I finally went to sleep and was awoken at 6.15am by the Neuro team. They did their assessment and it was stunning the difference between the day before and that morning. I was so excited I could hardly contain myself. I wanted the message to get directly to Dr. Fehlings immediately. I had the support of the team because I think they felt as I did. They agreed to text him so he'd have the information immediately.
Finally, I could see my way out. I knew it wasn't definite, but I also knew it was my chance to get home and continue to heal there. The next couple of hours worked to my advantage as my scores improved and a physical assessment from the Physio therapist went well.
Barry was so confident he packed the car and started cleaning up the room. We knew the ward was in high demand so we thought I would be discharged that day.
Dr.Fehlings arrived with his team to see for himself the changes that had occurred. He was significantly impressed. I would, however, have to spend another night at the hospital. He said he needed to feel certain I could get through night without incident to feel confident to discharge me. The other stipulation was I would be in the Toronto area for several days near the hospital in case of emergency. I was happy.

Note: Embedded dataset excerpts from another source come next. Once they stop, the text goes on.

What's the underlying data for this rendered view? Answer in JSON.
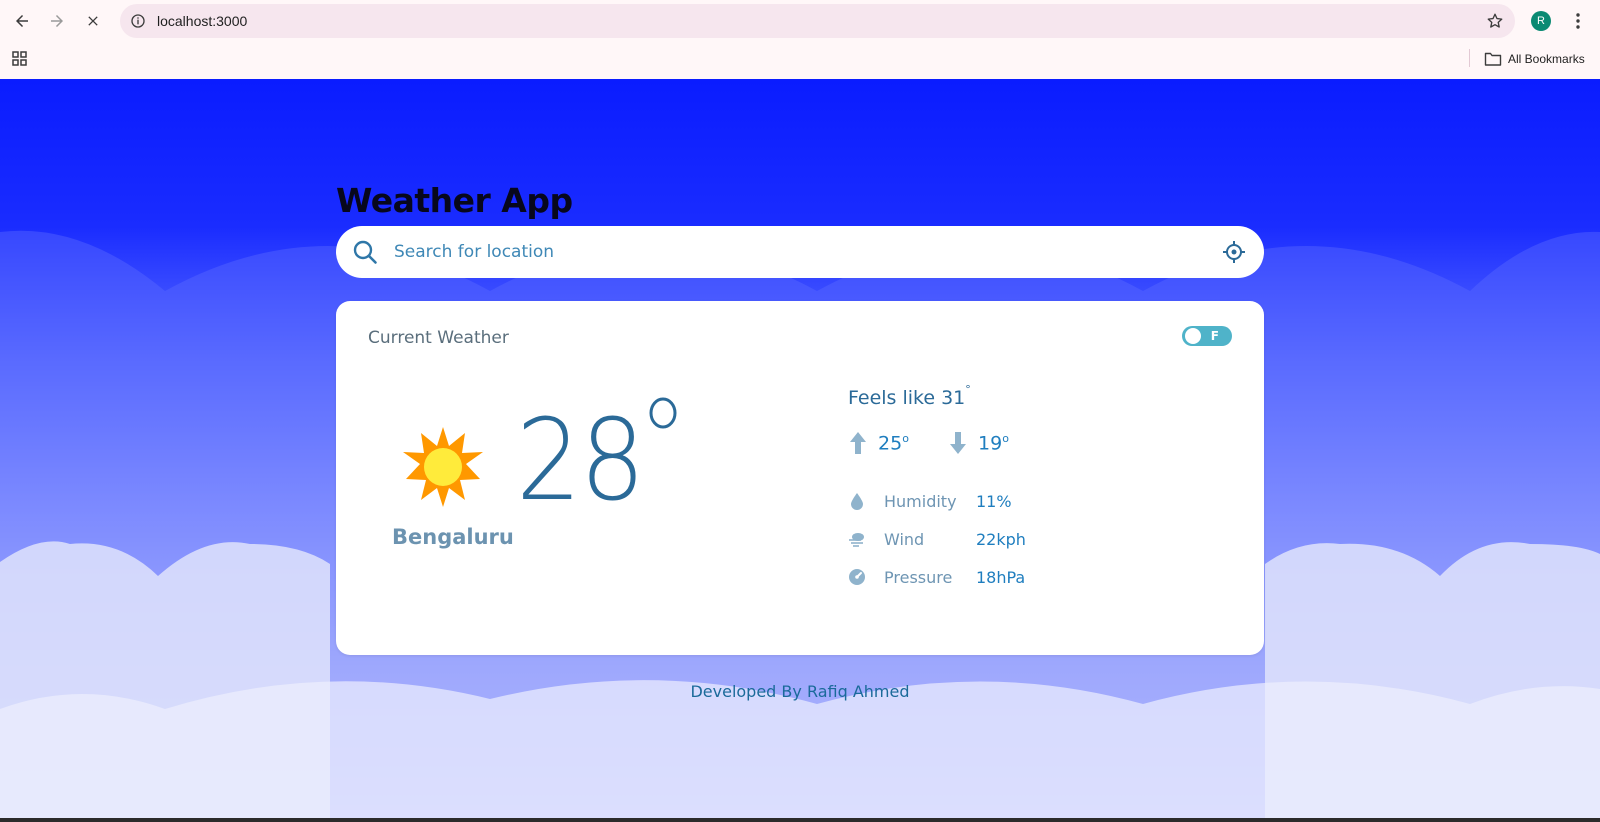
{
  "browser": {
    "url": "localhost:3000",
    "avatar_initial": "R",
    "bookmarks_label": "All Bookmarks"
  },
  "app": {
    "title": "Weather App",
    "search_placeholder": "Search for location",
    "footer": "Developed By Rafiq Ahmed"
  },
  "weather": {
    "card_title": "Current Weather",
    "unit_toggle_label": "F",
    "unit_toggle_on": false,
    "icon": "sun-icon",
    "temperature": "28",
    "city": "Bengaluru",
    "feels_like_label": "Feels like 31",
    "feels_like_degree": "°",
    "high": "25",
    "low": "19",
    "degree_symbol": "o",
    "stats": [
      {
        "icon": "humidity-icon",
        "label": "Humidity",
        "value": "11%"
      },
      {
        "icon": "wind-icon",
        "label": "Wind",
        "value": "22kph"
      },
      {
        "icon": "pressure-icon",
        "label": "Pressure",
        "value": "18hPa"
      }
    ]
  },
  "colors": {
    "sky_top": "#0a1cff",
    "sky_bottom": "#f4f5fd",
    "accent_text": "#2b6a98",
    "value_text": "#1f7ebf",
    "toggle": "#4fb3c9",
    "sun_outer": "#ff9800",
    "sun_inner": "#ffeb3b"
  }
}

We were ecstatic leaving the hospital to the short drive to the Eaton Chelsea. I'm not really sure what I was expecting but it felt like a major victory. Barry had gone ahead, checked in and set up the room. It was an easy transition with the exception of the bumps and potholes.
Once settled into our completely accessible room it quickly became apparent that I had substituted a hospital room with nurses for a hospital room with family. We all kind of looked around at the room and all of us in it and realized it would be a long few days. Not one of us verbalized it. A change is as good as a rest..right?